Flight Path concludes with a discussion about Aerotropolis Atlanta, a proposed multi-billion dollar, mixed-use project slated to occupy the site of the former Ford motor plant in Hapeville. Palmer describes Aerotropolis Atlanta as “something constructive” because it could bring new businesses and job opportunities to the airport neighborhood

Palmer's Homes
| Palmer's Homes | Importance to Narrative | Disposition of Physical Structure |
|---|---|---|
| 133 South West Street | Early Childhood home in Mountain View. | Location and status unknown, likely bought and moved to an East Fayetteville Drive community |
| 110 Barnett Rd | Middle Childhood home in Forest Park. Tract home her father moved her into after the divorce. | Likely burned down for a fire training event. Lot is now Air Logistics Building II |
| 5026 Phillips Drive | Late Childhood/Adolescent home in Forest Park. | Demolished.
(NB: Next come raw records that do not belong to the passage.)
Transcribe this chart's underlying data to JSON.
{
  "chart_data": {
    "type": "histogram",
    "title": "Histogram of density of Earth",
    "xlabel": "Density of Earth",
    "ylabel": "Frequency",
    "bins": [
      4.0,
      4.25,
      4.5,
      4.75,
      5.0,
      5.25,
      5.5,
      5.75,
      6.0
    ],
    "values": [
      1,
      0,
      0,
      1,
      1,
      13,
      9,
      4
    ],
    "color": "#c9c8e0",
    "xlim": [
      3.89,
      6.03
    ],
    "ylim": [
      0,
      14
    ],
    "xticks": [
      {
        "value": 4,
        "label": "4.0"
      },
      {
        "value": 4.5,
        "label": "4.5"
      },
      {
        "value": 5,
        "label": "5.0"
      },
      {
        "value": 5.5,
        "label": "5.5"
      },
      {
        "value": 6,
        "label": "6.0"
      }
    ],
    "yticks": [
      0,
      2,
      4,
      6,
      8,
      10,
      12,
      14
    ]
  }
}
Replaced by a CVS |
| 332 Murray Hill Avenue | College home - Kirkwood. | Demolished. |

== Style ==
Hannah Palmer's Flight Path is written as a memoir, based on her blog. Memoir is an important facet of literature in that it allows readers to connect through shared memories and feelings, as opposed to relying mostly on imagination, like fiction. Memoir even connects readers to authors on a personal level. While memoir is autobiographical by definition, it is not an account of the author's full life story; in such, memoirs tend to focus on a singular topic or defining moment of the author's life. For Palmer, it is growing up in the disappearing neighborhoods of Atlanta, surrounding the Hartsfield-Jackson Atlanta International Airport.
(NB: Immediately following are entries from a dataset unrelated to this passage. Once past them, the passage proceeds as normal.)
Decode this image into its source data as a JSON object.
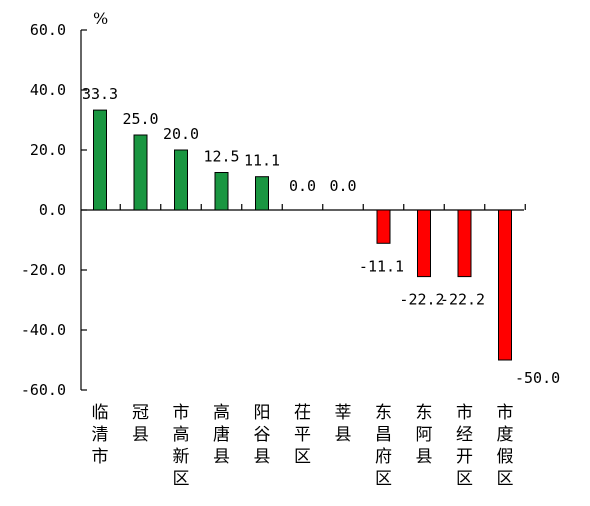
{
  "chart_data": {
    "type": "bar",
    "ylabel": "%",
    "ylim": [
      -60,
      60
    ],
    "yticks": [
      60,
      40,
      20,
      0,
      -20,
      -40,
      -60
    ],
    "ytick_labels": [
      "60.0",
      "40.0",
      "20.0",
      "0.0",
      "-20.0",
      "-40.0",
      "-60.0"
    ],
    "categories": [
      "临清市",
      "冠县",
      "市高新区",
      "高唐县",
      "阳谷县",
      "茌平区",
      "莘县",
      "东昌府区",
      "东阿县",
      "市经开区",
      "市度假区"
    ],
    "values": [
      33.3,
      25.0,
      20.0,
      12.5,
      11.1,
      0.0,
      0.0,
      -11.1,
      -22.2,
      -22.2,
      -50.0
    ],
    "value_labels": [
      "33.3",
      "25.0",
      "20.0",
      "12.5",
      "11.1",
      "0.0",
      "0.0",
      "-11.1",
      "-22.2",
      "-22.2",
      "-50.0"
    ],
    "colors": {
      "positive": "#1a9641",
      "negative": "#ff0000",
      "axis": "#000000"
    },
    "grid": false
  }
}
Flight Path also contains a large amount of history about the Hartsfield-Jackson International Airport that exceeds Palmer's lifetime by decades. As urban history frequently does, Flight Path marries Palmer's own narrative with the history of Atlanta's airport in a multi-disciplinary work of urban geography, urban sociology, and social history. Her vast knowledge of the airport's history shapes the book into more than a memoir, but also a work of urban history which demonstrates the intimate relationship between Hartsfield-Jackson's growth and the spread of urbanization, and the effects these had in relation to Atlanta communities, race, and politics.

== Reception ==
Flight Path has received several accolades since its publication, including an Independent Publisher Book Award for Essay/Creative Non-Fiction in 2018 and a starred review from Booklist.
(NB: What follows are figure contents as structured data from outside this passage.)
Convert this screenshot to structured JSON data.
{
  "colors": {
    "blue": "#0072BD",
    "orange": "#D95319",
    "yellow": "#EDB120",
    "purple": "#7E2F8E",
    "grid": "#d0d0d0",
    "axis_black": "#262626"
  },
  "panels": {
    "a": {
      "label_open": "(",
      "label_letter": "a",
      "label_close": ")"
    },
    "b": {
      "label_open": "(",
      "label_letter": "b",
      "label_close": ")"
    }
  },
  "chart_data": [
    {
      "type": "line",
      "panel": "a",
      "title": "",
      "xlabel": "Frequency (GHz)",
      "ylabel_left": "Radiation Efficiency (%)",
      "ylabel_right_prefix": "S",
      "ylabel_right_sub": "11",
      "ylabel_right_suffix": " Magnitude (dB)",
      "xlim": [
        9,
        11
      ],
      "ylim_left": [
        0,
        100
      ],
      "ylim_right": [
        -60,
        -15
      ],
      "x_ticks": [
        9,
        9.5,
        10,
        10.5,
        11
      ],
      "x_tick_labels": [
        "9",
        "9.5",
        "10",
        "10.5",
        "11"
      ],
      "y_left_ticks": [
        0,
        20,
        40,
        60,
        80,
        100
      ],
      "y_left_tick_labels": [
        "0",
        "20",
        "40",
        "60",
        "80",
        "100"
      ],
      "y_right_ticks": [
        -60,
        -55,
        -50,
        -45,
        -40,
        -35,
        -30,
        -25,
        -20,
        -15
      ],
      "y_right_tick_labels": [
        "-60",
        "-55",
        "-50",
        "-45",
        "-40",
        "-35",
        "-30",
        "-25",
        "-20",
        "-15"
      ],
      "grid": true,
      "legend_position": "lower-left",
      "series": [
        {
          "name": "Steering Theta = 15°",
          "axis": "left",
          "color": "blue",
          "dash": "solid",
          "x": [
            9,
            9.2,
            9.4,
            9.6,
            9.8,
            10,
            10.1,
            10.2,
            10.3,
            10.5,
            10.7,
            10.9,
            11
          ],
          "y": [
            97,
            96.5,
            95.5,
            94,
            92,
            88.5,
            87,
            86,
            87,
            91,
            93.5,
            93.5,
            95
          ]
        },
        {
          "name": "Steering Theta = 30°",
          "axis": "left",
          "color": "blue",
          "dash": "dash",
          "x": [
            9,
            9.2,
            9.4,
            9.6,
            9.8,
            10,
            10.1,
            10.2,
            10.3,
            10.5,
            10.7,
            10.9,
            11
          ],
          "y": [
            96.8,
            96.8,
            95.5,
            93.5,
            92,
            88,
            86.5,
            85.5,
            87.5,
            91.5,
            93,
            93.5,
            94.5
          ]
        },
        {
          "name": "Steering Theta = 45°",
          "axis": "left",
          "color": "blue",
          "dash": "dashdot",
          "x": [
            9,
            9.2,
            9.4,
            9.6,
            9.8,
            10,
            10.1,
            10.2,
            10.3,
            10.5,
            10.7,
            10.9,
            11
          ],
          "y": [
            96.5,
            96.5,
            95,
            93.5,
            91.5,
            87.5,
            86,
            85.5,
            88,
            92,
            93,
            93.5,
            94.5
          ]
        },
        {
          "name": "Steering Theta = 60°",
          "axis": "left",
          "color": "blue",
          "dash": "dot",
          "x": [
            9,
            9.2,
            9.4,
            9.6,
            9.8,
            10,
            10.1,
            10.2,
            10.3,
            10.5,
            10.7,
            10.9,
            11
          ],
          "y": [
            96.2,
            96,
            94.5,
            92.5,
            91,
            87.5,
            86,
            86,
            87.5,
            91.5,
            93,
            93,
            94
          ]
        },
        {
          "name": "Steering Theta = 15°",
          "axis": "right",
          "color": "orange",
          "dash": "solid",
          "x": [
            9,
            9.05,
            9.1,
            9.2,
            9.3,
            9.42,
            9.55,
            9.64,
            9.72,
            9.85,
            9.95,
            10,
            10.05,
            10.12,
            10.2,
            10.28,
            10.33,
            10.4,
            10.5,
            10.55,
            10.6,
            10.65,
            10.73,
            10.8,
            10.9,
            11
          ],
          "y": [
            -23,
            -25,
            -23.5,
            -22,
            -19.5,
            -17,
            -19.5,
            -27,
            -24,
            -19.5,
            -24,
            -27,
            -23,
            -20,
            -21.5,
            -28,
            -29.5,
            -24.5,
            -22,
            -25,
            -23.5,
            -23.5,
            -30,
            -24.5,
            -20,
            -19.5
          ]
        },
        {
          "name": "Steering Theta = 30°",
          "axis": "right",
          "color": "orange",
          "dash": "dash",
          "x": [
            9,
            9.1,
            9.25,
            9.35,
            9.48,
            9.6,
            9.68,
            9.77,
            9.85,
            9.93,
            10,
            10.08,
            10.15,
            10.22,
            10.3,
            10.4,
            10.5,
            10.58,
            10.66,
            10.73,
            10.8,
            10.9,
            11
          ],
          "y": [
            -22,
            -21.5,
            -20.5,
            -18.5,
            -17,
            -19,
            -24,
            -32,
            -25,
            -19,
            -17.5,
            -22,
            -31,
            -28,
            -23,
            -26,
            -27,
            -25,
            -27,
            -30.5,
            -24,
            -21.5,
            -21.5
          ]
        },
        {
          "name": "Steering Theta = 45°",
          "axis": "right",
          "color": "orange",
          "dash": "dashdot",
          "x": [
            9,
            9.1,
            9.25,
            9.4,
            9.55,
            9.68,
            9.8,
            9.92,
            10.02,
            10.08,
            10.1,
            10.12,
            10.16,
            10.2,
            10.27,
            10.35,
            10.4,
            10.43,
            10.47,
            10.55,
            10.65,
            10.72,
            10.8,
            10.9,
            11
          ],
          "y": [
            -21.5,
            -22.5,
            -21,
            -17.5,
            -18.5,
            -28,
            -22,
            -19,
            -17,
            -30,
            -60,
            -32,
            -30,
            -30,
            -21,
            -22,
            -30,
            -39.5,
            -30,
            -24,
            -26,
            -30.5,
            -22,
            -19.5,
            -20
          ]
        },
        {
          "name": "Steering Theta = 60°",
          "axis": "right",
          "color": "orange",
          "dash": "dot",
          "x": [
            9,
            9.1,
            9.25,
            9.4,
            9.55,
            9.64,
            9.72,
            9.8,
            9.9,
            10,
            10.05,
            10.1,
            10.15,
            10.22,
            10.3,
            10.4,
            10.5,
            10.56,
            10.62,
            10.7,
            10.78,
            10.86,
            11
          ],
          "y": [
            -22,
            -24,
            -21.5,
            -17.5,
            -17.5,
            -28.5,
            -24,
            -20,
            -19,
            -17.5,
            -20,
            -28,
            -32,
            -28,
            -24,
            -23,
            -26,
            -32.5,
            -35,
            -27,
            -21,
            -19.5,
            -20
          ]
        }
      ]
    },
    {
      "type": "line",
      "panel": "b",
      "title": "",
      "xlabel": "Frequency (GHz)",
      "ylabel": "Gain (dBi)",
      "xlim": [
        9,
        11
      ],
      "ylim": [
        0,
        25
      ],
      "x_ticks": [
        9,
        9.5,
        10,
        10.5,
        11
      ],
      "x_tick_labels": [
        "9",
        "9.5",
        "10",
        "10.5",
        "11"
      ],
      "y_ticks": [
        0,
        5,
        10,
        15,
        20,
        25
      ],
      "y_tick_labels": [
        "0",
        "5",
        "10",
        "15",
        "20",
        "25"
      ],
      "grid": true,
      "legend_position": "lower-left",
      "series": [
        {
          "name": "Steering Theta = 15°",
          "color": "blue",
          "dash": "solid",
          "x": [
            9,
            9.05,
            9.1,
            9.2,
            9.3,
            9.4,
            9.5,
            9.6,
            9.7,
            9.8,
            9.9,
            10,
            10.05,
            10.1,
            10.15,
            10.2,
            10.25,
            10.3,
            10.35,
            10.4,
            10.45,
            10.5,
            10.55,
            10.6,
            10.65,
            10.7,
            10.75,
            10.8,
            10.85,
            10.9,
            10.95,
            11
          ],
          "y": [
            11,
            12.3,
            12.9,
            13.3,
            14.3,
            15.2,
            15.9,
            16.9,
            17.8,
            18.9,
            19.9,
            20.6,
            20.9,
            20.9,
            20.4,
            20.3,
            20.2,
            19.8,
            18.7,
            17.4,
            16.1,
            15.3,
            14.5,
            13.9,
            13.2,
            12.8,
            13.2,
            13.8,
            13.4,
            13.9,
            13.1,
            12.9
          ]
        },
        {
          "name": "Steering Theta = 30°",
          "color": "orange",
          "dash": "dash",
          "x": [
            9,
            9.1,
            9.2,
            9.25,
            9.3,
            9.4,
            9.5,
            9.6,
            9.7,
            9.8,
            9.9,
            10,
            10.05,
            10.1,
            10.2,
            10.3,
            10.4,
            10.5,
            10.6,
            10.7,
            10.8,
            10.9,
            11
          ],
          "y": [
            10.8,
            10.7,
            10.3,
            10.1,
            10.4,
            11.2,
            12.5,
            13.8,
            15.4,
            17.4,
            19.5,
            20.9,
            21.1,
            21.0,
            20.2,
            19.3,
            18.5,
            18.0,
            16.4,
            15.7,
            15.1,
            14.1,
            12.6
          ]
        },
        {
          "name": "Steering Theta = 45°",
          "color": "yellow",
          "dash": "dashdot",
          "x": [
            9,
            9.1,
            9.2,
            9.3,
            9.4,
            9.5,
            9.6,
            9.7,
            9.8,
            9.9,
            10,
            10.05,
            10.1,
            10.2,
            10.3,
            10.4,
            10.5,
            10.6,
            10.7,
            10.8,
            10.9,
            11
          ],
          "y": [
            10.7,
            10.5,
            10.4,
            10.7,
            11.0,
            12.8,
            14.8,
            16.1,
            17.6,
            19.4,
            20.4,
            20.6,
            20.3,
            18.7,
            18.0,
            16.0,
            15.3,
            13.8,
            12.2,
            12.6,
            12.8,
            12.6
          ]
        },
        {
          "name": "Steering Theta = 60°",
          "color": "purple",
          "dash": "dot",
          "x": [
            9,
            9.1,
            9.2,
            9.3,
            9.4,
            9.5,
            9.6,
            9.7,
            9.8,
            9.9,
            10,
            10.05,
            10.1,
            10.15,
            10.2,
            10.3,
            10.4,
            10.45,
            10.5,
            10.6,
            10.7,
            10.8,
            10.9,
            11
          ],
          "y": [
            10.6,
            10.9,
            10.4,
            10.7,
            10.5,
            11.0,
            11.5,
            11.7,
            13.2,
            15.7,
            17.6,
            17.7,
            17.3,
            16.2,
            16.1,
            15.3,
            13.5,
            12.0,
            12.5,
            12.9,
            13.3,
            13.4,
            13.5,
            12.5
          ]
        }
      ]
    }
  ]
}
Palmer was awarded the Judy Turner Prize in 2017 at the Decatur Book Festival for her memoir Flight Path: A Search for Roots Beneath the World's Busiest Airport. This award was given by the Atlanta Journal-Constitution in recognition of Palmer's contribution to the community in Atlanta, Georgia.

=== Reviews ===
In her starred review for Booklist, Colleen Mondor writes that Flight Path is a "sparkling gem" and a "passionate and gorgeously written reminder of why urban planning matters." Publishers Weekly praises Palmer as she "makes it easy to root for her and trust her candid insights into questionable policies and current efforts at 'airport urbanism'."  Kirkus calls Flight Path a "thoughtful, eclectic account of what infrastructure progress can leave in its wake," and Atlanta Magazine describes the book as "a persuasive memoir that uses personal history to construct a troubling indictment of the airport's relentless expansion."

== Legacy ==
Palmer was the winner of the 2018 Independent Book Publishers Award. Since publishing Flight Path, she has been partnering with municipalities on the South Side of Atlanta to advocate on behalf of the people and places displaced by the airport. Now an urban designer, she writes for venues such as CNN, Art Papers, Atlanta magazine, and ATL Studios, planning for projects around the world.

== Cover ==
Hannah Palmer graces the cover with her two-year-old son on an empty parking lot near the Hartsfield-Jackson International airport.

== Publication ==
Flight Path was published on April 4, 2017 by Hub City Press.